Before you attempt any downgrade, familiarize yourself with the content of this document.

Once upgraded to 3.4, you cannot downgrade to a 3.2.7 or earlier version. You can only downgrade to a 3.2.8 or later version.

Optional but Recommended. Create a backup of your database.

Before downgrading the binaries, you must downgrade the feature compatibility version and remove any 3.4 features incompatible with 3.2 or earlier versions as outlined below. These steps are necessary only if featureCompatibilityVersion has ever been set to "3.4".

  1. Connect a mongo shell to the mongod instance.

  2. Downgrade the featureCompatibilityVersion to "3.2".

    db.adminCommand({setFeatureCompatibilityVersion: "3.2"})

    This command must perform writes to an internal system collection. If for any reason the command does not complete successfully, you can safely retry the command on the mongod instance as the operation is idempotent.

If you have defined any views, drop the views before downgrading MongoDB 3.4 to 3.2.

  1. Connect a mongo shell to the mongod instance.
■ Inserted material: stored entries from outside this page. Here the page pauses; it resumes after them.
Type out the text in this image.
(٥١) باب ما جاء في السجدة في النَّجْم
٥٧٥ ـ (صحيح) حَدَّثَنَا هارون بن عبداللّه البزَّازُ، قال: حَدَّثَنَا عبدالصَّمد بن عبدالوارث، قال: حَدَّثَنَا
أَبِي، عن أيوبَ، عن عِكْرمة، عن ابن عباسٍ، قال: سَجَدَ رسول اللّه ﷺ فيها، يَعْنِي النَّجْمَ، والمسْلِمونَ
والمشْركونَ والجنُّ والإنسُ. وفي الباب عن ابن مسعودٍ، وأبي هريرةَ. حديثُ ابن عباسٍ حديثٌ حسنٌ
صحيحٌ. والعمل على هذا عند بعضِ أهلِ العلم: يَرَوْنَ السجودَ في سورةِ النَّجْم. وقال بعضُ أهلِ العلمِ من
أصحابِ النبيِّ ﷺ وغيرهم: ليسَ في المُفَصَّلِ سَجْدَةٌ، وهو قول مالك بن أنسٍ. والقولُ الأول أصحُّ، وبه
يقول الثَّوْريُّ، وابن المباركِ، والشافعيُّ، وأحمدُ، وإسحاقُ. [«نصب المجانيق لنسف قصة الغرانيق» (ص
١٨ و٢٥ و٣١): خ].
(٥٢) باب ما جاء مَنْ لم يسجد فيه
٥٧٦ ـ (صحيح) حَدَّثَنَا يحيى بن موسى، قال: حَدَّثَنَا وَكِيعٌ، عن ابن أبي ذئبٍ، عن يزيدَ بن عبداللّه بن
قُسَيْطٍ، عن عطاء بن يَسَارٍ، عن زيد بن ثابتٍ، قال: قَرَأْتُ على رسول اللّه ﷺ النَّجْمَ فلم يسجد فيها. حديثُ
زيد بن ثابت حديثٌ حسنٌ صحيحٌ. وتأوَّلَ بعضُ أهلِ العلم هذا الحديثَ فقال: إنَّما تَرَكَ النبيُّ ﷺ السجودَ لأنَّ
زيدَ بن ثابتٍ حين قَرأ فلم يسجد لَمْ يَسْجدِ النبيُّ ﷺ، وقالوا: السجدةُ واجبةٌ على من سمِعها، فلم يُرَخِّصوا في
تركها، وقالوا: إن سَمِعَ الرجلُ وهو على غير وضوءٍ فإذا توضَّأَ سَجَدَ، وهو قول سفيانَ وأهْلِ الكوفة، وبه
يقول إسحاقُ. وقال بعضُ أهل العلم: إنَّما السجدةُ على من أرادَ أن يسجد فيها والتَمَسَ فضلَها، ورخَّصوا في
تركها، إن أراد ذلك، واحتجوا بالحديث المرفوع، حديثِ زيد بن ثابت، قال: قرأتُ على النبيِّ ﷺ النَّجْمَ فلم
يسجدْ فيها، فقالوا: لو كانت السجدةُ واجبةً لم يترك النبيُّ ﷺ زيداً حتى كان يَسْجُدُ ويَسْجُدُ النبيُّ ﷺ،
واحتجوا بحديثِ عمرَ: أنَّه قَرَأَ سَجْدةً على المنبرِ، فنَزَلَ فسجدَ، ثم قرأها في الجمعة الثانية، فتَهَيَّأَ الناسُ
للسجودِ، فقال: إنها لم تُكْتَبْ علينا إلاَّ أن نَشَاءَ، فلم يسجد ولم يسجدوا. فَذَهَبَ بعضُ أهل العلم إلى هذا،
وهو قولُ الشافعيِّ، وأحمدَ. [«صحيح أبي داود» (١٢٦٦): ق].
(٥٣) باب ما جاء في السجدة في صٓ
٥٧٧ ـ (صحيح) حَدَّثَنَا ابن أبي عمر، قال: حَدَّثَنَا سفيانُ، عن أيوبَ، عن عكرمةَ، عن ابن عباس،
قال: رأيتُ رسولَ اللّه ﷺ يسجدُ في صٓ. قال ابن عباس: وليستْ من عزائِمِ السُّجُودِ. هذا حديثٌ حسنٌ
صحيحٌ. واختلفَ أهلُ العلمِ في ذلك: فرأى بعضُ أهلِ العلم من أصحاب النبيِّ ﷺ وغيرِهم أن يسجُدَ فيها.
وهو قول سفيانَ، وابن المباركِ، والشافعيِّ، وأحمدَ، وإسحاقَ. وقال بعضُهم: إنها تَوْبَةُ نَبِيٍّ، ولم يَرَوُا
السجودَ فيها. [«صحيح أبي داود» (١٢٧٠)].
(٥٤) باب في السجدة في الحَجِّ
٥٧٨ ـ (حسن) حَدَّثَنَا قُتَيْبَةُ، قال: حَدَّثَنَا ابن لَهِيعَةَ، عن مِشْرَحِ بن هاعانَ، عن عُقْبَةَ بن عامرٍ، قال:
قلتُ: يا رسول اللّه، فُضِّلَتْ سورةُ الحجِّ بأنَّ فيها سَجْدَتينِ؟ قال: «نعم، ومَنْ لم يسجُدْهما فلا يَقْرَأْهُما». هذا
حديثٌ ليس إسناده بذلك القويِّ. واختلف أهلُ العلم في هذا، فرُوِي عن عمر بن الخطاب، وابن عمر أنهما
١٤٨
  2. To find views, you can run the following in the mongo shell:

    db.adminCommand("listDatabases").databases.forEach(function(d){
    let mdb = db.getSiblingDB(d.name);
    mdb.getCollectionInfos({type: "view"}).forEach(function(c){
    print(mdb[c.name]);
    });
    });

    In each database that contains views, drop the system.views collection to drop all views in that database.

    If running with access control, you must have privileges to drop the system.views collection for the database. See Create a Role to Drop system.views Collection across Databases.

If you have defined any non-"simple" collation for a collection or an index, remove the collection or index before downgrading MongoDB 3.4 to 3.2.

  1. Connect a mongo shell to the mongod instance.

  2. To find collections with collation specifications, you can run the following in the mongo shell:

    db.adminCommand("listDatabases").databases.forEach(function(d){
    let mdb = db.getSiblingDB(d.name);
    mdb.getCollectionInfos( { "options.collation": { $exists: true } } ).forEach(function(c){
    print(mdb[c.name]);
    });
    });

    You can migrate the content of the collection to a new collection without the collation specification (one way is via the aggregation pipeline stage $out).

  3. To find indexes with collation specification, you can run the following in the mongo shell:

    db.adminCommand("listDatabases").databases.forEach(function(d){
    let mdb = db.getSiblingDB(d.name);
    mdb.getCollectionInfos().forEach(function(c){
    let currentCollection = mdb.getCollection(c.name);
    currentCollection.getIndexes().forEach(function(i){
    if (i.collation){
    printjson(i);
    }
    });
    });
    });

    Drop the indexes with a collation specification. After the downgrade, recreate the dropped indexes.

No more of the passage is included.